# Powerdrive vs terrova 55



## Water Bound (Dec 12, 2018)

One consideration is the shaft length. The shortest Terrova shaft length is 54" vs 48" on the PowerDrive. You can pretty easily cut down the shaft, but it could void your warranty if not done by one of their authorized service centers.
I have the Terrova and I love the lift assist, it is so much easier to deploy/stow than the PowerDrive.


----------



## lemaymiami (Feb 9, 2007)

Go to Minnkotamotors.com for all the specs on their products - and if the info you're looking for isn't there - contact them directly. I had to buy a new remote for my Terrova (don't ask....) and needed assistance getting it paired with my unit. They were super helpful...


----------



## zlenart (Jan 30, 2016)

Not sure if you're even considering motorguide, but I would give the Xi3 a look.
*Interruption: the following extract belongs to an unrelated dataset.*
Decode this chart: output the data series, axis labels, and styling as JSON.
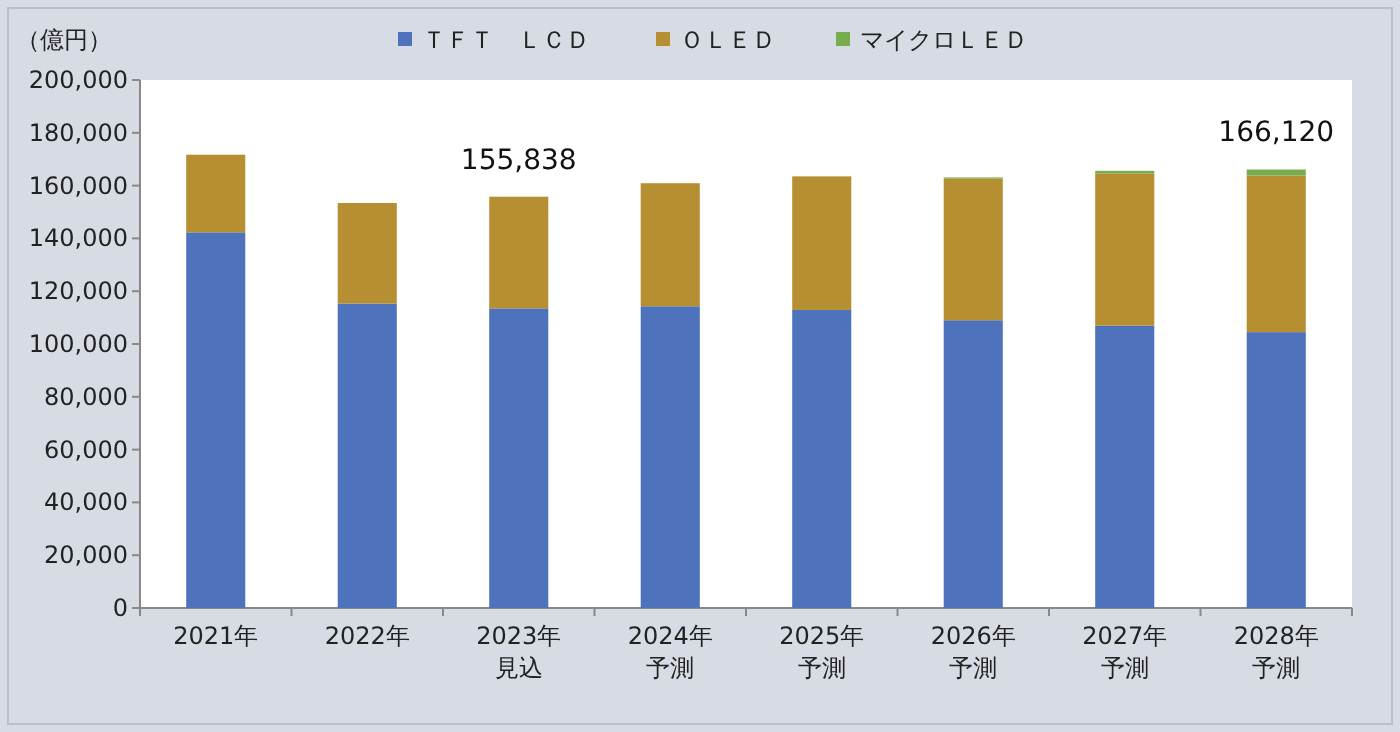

They designed it with smaller boats in mind. I had one on my Cayo 180 and it was amazing. The anchor and heading lock featured also worked much better than the minn kota I currently have on my new boat. It will likely be about $100 cheaper than the Minn Kota as well.


----------



## jasonrl23 (Jul 27, 2009)

The best reason to go with the Terrova 55 is the lift option. Takes zero effort to pull it out of the water. Ive heard the Powerdrive takes some effort. Power wise my Terrova 55 spot locked 3 pontoons in place with no problem. And since the remote was mentioned, I dropped mine in the lake and it stayed there for a full day before I found it. Still worked no problem.


----------